Based on the assumptions above, I expect PrivateBancorp's ROATCE to remain above 15% for the next two years, which puts me ahead of the consensus estimates. Earnings estimates upgrades will be on the way after the influence of rising rates on the bottom line is clearly seen. Yet, I still believe that the stock is fairly valued on the earnings growth potential.
As seen above, I value the bank with an excess capital-adjusted ROE/COE method and derive a price target of $40 per share with a 12-month horizon, which implies a 3% upside potential from the current stock price. I used a cost of equity of 10.4% derived by using 6% equity risk premium, 3% risk-free rate and 1.23x beta. In addition to this, I see fit to add a sensitivity analysis table following the one that summarizes the valuation. It highlights the changes in the price target in case of lower or higher equity risk premiums and risk-free rates.
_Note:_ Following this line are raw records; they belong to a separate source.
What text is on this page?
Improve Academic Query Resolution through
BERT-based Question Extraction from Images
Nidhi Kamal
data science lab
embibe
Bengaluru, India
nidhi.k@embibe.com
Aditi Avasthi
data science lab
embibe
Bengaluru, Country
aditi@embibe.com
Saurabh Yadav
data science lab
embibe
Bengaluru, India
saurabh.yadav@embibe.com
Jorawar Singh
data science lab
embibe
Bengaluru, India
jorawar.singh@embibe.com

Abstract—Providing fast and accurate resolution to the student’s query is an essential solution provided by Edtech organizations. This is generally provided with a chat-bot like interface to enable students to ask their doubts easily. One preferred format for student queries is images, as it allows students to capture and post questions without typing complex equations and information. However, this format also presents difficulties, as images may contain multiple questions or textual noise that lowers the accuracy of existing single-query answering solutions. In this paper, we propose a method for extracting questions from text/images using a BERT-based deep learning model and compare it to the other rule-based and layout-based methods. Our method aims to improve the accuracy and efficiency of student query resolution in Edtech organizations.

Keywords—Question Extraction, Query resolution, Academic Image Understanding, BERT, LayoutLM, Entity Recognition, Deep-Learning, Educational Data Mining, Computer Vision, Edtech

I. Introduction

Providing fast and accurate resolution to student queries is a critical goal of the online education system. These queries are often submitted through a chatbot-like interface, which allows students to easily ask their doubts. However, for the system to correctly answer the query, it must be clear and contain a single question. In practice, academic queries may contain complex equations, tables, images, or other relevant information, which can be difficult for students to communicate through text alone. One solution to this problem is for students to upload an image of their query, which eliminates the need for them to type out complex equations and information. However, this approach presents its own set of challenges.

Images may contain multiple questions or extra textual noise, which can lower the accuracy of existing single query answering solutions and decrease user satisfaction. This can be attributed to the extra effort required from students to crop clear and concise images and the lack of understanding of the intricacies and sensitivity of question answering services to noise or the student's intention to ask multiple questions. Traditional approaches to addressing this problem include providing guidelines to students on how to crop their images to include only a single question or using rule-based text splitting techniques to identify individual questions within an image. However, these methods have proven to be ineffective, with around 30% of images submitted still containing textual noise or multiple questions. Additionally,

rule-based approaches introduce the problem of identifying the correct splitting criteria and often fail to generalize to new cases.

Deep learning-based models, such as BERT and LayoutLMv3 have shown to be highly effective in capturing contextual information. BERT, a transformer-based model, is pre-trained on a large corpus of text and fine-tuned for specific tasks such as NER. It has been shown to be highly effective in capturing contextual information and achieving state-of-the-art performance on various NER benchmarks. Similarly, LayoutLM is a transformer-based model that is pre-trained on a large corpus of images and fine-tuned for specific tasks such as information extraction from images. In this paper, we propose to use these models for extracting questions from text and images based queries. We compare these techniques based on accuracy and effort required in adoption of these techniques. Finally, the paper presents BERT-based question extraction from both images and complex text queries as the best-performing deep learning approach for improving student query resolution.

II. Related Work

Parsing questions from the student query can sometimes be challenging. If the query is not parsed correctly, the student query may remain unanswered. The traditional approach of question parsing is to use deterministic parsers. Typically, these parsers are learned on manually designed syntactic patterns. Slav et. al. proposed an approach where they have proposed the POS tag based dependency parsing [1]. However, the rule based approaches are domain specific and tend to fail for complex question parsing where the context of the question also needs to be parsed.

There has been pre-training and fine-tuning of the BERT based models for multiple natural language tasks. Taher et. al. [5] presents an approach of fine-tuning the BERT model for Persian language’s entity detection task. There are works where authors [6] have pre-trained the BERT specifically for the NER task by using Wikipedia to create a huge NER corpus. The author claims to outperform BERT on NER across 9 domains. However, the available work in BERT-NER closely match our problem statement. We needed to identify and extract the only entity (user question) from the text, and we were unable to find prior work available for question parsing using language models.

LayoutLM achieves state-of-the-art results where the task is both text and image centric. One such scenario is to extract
In conclusion, PrivateBancorp is fundamentally strong with favorable prospects but a better entry point should present itself.
Disclosure: I/we have no positions in any stocks mentioned, and no plans to initiate any positions within the next 72 hours.
I wrote this article myself, and it expresses my own opinions. I am not receiving compensation for it (other than from Seeking Alpha). I have no business relationship with any company whose stock is mentioned in this article.